As interest rates have risen, so have the costs of home renovation, improvement and repair projects. Materials such as kitchen cabinetry have faced a price increase of approximately 40-50%, and concrete and asphalt have experienced spikes in prices by as much as 80%. As a result, homeowners may seek alternate ways to fund their home renovation or repair.
If you’re contemplating a major home renovation in 2023 or beyond but are unsure about financing, this blog has you covered. Let’s delve into six ways to finance your home repair or renovation without dipping into your savings.
1. Home Equity Line of Credit (HELOC)
Utilize the equity in your home through a HELOC to borrow against your home’s value and repay what you use. Typically, HELOCs offer lower interest rates than credit cards and personal loans.
2. Mortgage Incorporation
Consider including renovation costs in your mortgage payments when purchasing a new home. Alternatively, add the renovation expenses to your existing mortgage during mortgage refinancing. This approach may help you secure lower interest rates and monthly payments than unsecured loans.

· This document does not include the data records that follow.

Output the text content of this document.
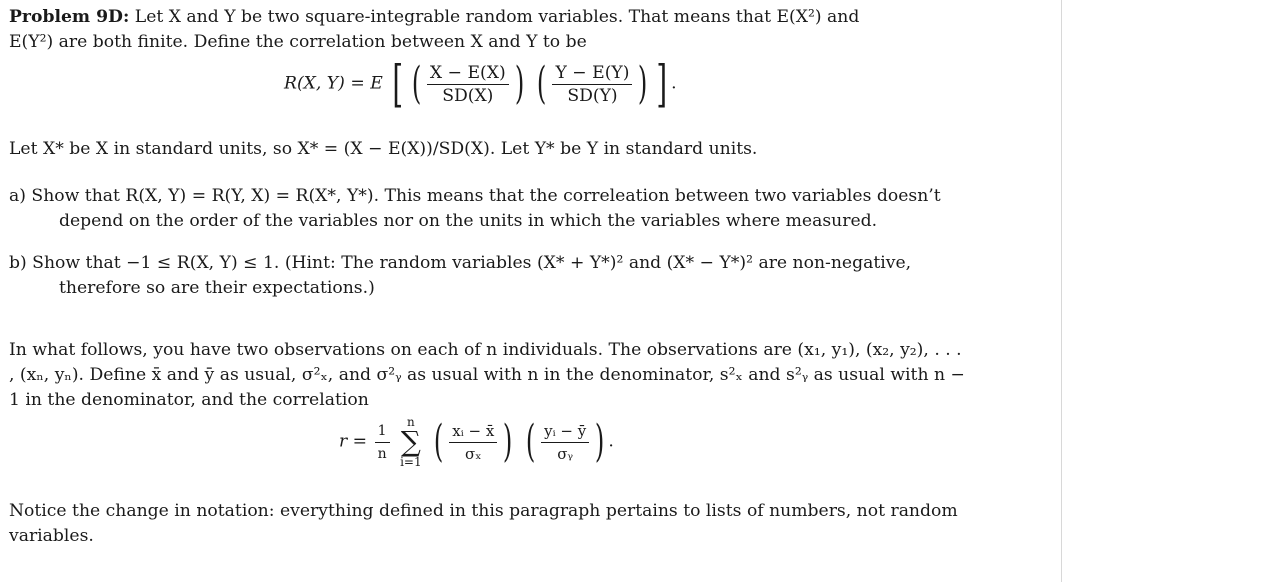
Problem 9D: Let X and Y be two square-integrable random variables. That means that E(X²) and
E(Y²) are both finite. Define the correlation between X and Y to be

R(X, Y) = E [ ( $\frac{X - E(X)}{SD(X)}$ ) ( $\frac{Y - E(Y)}{SD(Y)}$ ) ] .

Let X* be X in standard units, so X* = (X − E(X))/SD(X). Let Y* be Y in standard units.

a) Show that R(X, Y) = R(Y, X) = R(X*, Y*). This means that the correleation between two variables doesn’t depend on the order of the variables nor on the units in which the variables where measured.

b) Show that −1 ≤ R(X, Y) ≤ 1. (Hint: The random variables (X* + Y*)² and (X* − Y*)² are non-negative, therefore so are their expectations.)

In what follows, you have two observations on each of n individuals. The observations are (x₁, y₁), (x₂, y₂), . . . , (xₙ, yₙ). Define x̄ and ȳ as usual, σ²ₓ, and σ²ᵧ as usual with n in the denominator, s²ₓ and s²ᵧ as usual with n − 1 in the denominator, and the correlation

$r = \frac{1}{n}$
	n
∑
i=1 ( $\frac{\text{xᵢ − x̄}}{\text{σₓ}}$ ) ( $\frac{\text{yᵢ − ȳ}}{\text{σᵧ}}$ ) .

Notice the change in notation: everything defined in this paragraph pertains to lists of numbers, not random variables.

3. Unsecured Line of Credit
If HELOC or refinancing options aren’t viable, explore unsecured lines of credit for borrowing flexibility. Remember that personal lines of credit typically come with higher interest rates due to the absence of collateral.
4. Second Mortgage
Some homeowners opt for a second mortgage to fund renovations, offering immediate cash at a lower interest rate than personal lines of credit. However, this means managing two mortgage payments.
5. Credit Card
A credit card may not be the most favourable option due to high interest rates, but it is a financing option for home renovations. Use this avenue cautiously to avoid accumulating substantial interest charges.
6. Borrowing from Family or Friends
If it’s an option, consider borrowing money from family or friends to fund your renovation or repair. Ensure you establish clear repayment terms to maintain healthy relationships.